PEP 810 – Explicit lazy imports

Overall reception and motivation

  • Many commenters see PEP 810 as one of the cleanest, best‑motivated PEPs in a while: narrowly scoped, explicitly opt‑in, and aimed at a real pain point (slow startup and scattered inline imports).
  • Strong interest from people building CLIs, test runners, large apps (e.g. Django) and scientific stacks where imports of heavy dependencies dominate startup time.

Relation to PEP 690 and prior work

  • PEP 810 is repeatedly contrasted with the rejected PEP 690:
    • 810 is explicit (lazy import) instead of global/implicit.
    • Laziness is per‑statement, doesn’t cascade automatically to dependencies.
    • Implementation uses proxies instead of deep changes to dictionaries/import machinery.
  • Meta’s Cinder / lazy‑import experience is cited: they got big speedups, but also serious breakage in libraries relying on import‑time side effects (NumPy, SciPy, PyTorch, Dash, etc.).

Side effects, correctness, and late failures

  • Major concern: imports do real work at module top level—registration in global registries, monkey‑patching, CLI wiring, etc.—and deferring that can produce subtle, late runtime failures.
  • Some argue “fail fast” via eager imports is a feature, especially for long‑lived services.
  • Others counter that top‑level side effects are a design smell and that tests plus opt‑in usage mitigate the risk.
  • Thread‑safety worries: lazy imports may run at unpredictable times and in arbitrary threads, turning previously “safe at startup” code into Heisenbugs.

CLI startup performance and current workarounds

  • Multiple examples of slow imports (e.g. inflect, PyTorch) severely impacting CLI tools, plugin systems, and pip itself.
  • Common workaround today: move imports inside functions, sometimes guarded by conditions or try/except; this:
    • Duplicates imports across functions.
    • Obscures module dependencies.
    • Fights linters that demand top‑level imports.
  • PEP 810 is seen as a cleaner way to keep imports at the top while deferring cost.

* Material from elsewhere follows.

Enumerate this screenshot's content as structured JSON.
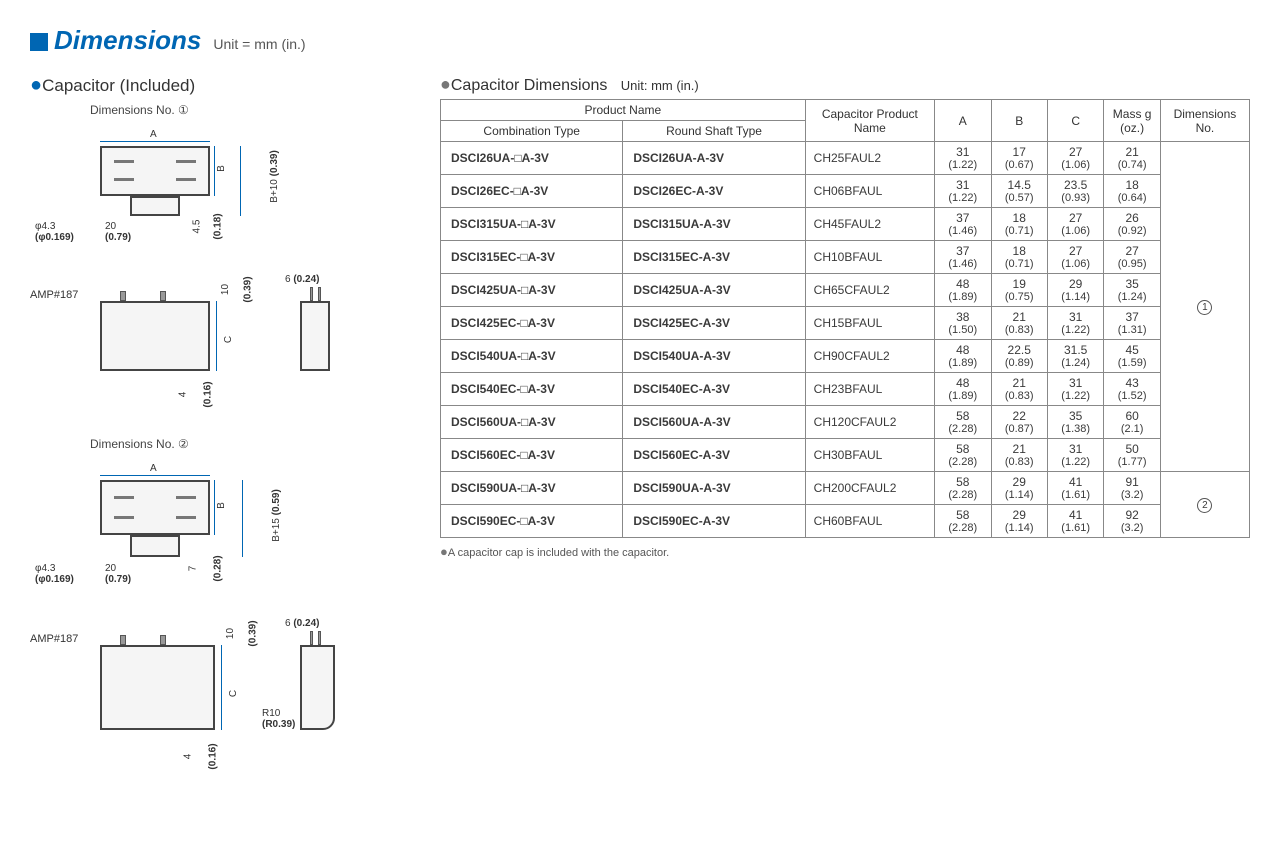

Circular imports and failure timing

  • Some hope lazy imports will “solve” circular imports; others worry it will encourage papering over bad architecture.
  • Counterpoint: even now, many circular‑import issues can be solved by importing the module rather than from module import name.

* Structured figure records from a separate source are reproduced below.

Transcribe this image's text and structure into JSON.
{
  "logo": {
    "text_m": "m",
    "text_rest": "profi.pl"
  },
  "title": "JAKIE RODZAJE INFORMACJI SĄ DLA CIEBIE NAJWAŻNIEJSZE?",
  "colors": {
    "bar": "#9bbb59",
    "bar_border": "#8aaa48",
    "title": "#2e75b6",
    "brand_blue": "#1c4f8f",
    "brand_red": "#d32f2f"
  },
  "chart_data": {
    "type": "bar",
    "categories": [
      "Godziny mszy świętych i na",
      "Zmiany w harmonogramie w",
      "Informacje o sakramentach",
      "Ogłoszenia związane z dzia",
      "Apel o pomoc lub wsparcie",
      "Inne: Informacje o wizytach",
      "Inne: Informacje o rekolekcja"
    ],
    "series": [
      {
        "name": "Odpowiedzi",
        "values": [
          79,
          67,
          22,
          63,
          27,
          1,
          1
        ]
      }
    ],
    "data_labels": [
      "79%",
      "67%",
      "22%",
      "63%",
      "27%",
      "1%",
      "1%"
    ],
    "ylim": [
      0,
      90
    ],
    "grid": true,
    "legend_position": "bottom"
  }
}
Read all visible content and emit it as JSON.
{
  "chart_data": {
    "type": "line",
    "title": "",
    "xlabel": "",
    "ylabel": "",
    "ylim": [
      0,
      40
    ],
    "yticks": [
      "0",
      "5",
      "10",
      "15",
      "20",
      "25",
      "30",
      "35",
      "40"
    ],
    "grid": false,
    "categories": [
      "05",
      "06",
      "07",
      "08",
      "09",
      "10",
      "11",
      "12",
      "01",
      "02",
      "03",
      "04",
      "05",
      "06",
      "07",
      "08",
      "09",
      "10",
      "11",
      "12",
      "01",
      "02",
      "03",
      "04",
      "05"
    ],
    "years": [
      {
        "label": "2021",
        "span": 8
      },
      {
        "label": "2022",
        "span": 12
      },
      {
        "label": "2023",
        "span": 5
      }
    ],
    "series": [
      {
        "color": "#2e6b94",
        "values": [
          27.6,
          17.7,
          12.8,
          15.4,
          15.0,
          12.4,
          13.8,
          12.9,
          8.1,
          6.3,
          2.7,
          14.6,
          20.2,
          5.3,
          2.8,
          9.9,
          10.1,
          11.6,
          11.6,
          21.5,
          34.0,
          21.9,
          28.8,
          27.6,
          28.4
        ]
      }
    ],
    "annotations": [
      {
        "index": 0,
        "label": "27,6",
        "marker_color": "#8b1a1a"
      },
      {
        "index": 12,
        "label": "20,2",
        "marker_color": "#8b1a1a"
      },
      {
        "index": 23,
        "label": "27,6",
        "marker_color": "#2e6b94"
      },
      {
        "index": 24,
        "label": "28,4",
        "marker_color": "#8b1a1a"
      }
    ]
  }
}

Syntax, defaults, and alternative designs

  • Significant bikeshedding over lazy as a new keyword; alternatives like defer or decorator‑style statement annotations are proposed.
  • Debate over default: some want lazy‑by‑default with an eager escape hatch; others insist that changing default import semantics would be unacceptably breaking.
  • Alternative design ideas:
    • Modules declaring themselves “lazy‑safe” or “pure” at the top, so importers don’t need lazy.
    • Project‑ or interpreter‑level controls (flags, env vars, config) to turn all imports lazy, seen by some as a “break my libraries” mode.

Library vs caller control

  • One camp: caller knows best when a dependency is actually needed, so lazy control belongs at the import site.
  • Another camp: the module author is best placed to know whether laziness is safe; they point to module‑level __getattr__ and other patterns as existing mechanisms for self‑managed laziness.
  • Concern that heterogeneous ecosystems (some code assuming lazy, some eager) could force libraries to support both modes, increasing maintenance burden.